Antes de fechar as cortinas, o espaço celebra a abertura em 1937 — sendo 50 anos sob a bandeira UGC —, entre os dias 1 de maio a 13 de junho, com o evento: “Obrigado UGC Normandie: 1 mês para 50 anos de história”. A programação será baseada em clássicos do cinema, apresentados através de masterclasses, seleção de filmes infantis; noites especiais, como concertos ou pré-estreias; e um leilão de objetos icônicos do cinema.
Toda Sala de Projeção tem Seu Fim ?
Servido de apenas de uma linha de metrô por toda sua extensão, porém outras três na altura do Arco do Triunfo, a avenida “mais bela do mundo” será completamente fechada durante os Jogos Olímpicos de Paris 2024. Já com os iniciais movimentos para montagem das instalações do evento esportivo à sua porta, o UGC Normandie encerra as atividades antes de entrar no vermelho e com tempo para despedir-se do seu público.
O fechamento de salas de cinema não é um drama atual, ao longo do tempo o público tem diminuído e se fragmentado em outras telas. As capitais brasileiras Brasília, São Paulo, Rio de Janeiro e Recife sofrem com os mesmo dilemas, vide o recente abandono do patrocínio do banco Itaú Unibanco de 40 salas de projeção nestas e outras cidades.

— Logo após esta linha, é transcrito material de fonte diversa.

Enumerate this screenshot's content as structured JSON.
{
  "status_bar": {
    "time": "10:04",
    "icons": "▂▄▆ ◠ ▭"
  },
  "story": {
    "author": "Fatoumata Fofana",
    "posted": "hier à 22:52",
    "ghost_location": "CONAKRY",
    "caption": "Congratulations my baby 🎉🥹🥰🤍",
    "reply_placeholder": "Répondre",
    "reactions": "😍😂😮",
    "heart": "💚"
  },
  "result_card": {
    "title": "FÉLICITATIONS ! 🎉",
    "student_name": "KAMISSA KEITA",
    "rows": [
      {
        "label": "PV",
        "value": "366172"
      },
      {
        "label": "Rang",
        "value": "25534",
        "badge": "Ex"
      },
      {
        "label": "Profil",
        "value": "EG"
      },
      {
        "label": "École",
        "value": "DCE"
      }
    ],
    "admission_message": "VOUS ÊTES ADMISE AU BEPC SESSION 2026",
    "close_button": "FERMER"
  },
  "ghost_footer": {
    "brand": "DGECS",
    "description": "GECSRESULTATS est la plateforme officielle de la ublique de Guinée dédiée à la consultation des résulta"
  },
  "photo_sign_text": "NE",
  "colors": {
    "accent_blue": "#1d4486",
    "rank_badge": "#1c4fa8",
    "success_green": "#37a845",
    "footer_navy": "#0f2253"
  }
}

Seja no Brasil, seja na França, a busca pelo lucro de bancos ou famílias do país do gás não dá tempo para arte “pagar” por seu espaço. Como Kleber Mendonça Filhos expôs de modo belíssimo no seu documentário Retratos Fantasmas (2023), o cinema de rua torna-se cada vez mais apenas uma reminiscência de décadas atrás. Se no Brasil constrói-se igrejas, em Paris projeta-se lojas de luxo.